Sunday, July 10, 2011

fullness

I am so full of so many things right now.  I am full of gratefulness that I am so loved by my Katonda, Creator God.  I am so full of joy that I was able to spend almost 6 glorious months gazing on the face of God in Uganda.  I am so full of joy to be home, sleeping in air conditioning and having hot showers and being surrounded by old friends with hearts full of love to have me home.
I am also full of sadness when I think about all that I love and miss in Uganda.  I'm full of so many emotions its hard to talk about them most of the time.  I find myself wishing a lot that I am other than how God made me.  It would be so much easier not to be so full of, well, life.  I am convinced that this abundant life I have been given in Christ is to be full of many things, not just an abundance of good things, although it is.  Its supposed to be full of all of life, glory, sadness, laughter, joy, pain, sorrow, love, wonder, etc...  Sometimes, we get so full, its hard to speak.
I'm full of awe at all God did in me during my time in Uganda.  I'm so embraced in His love, in ways I can't quite put words to most of the time.
So many of you have so many questions for me, and most of the time, I don't know how to answer.  I'm getting words, but it is slow.
How can I describe such beauty as I have been given in so many people and places and words and sights for such a long period of time?
How can I tell you of the amazing way the former child soldiers worship at Kobwin?
How can I tell you about how much I miss the sound of my boys pounding in the metal posts to play football (soccer) on Sunday afternoon?
How can I tell you about my girls running around laughing?
How can I tell you about worshiping in two languages, two-yet somehow single hearts of love being poured out to such a great God as mine? 

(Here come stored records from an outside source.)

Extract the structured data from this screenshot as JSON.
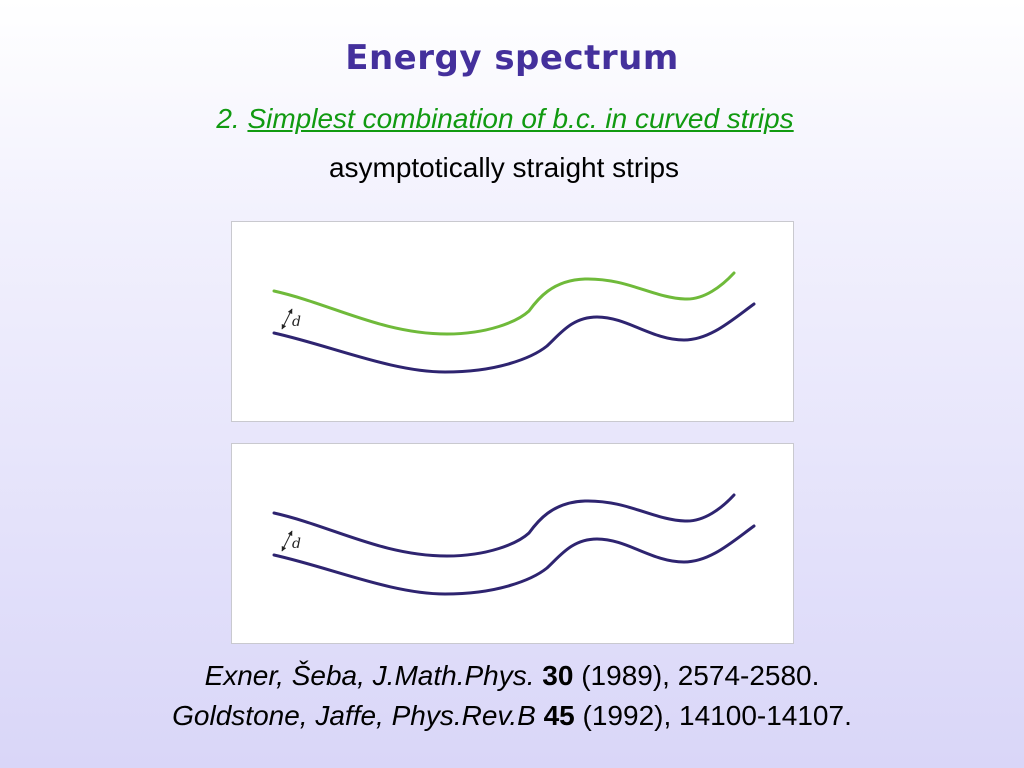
{
  "slide": {
    "title": "Energy spectrum",
    "subtitle_number": "2.",
    "subtitle_text": "Simplest combination of b.c. in curved strips",
    "caption": "asymptotically straight strips"
  },
  "figures": [
    {
      "width_label": "d",
      "upper_curve_color": "#6fba3a",
      "lower_curve_color": "#2e2470"
    },
    {
      "width_label": "d",
      "upper_curve_color": "#2e2470",
      "lower_curve_color": "#2e2470"
    }
  ],
  "references": [
    {
      "authors": "Exner, Šeba, J.Math.Phys.",
      "volume": "30",
      "details": "(1989), 2574-2580."
    },
    {
      "authors": "Goldstone, Jaffe, Phys.Rev.B",
      "volume": "45",
      "details": "(1992), 14100-14107."
    }
  ],
  "colors": {
    "title": "#44309c",
    "subtitle": "#119a11",
    "dirichlet_curve": "#2e2470",
    "neumann_curve": "#6fba3a"
  }
}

In what way can I make you understand the privilege of gazing long and deep into God's heart for everything that concerns us as  humans?
Conversely, can I express the joy I feel at seeing my godchildren play around me and seeing their smiles?
Do you know how good it is to see God's glory expressed in the varying shades of green in wide open spaces reaching up Pikes Peak?
How do you spell out the goodness of people confessing how they prayed for you, loving you on their knees?
How comforting it is to hear my mom's calm voice on the phone more frequently?
The power of those who have known you for so long, loving you and helping you process, yet helping you be present where you are?
All of these things are invaluable.  All of them precious.  All of them, beyond the words that I have at the moment.
I don't know if I've ever been so full. Its so wonderfully hard and good at the same time.
Thank you for listening, for loving me, and for praying for me and with me. I have pearls and diamonds to share with you, you'll just have to wait to see them revealed.  In the meantime, please keep sharing the treasure you are with me, its one of the great things that fills me up.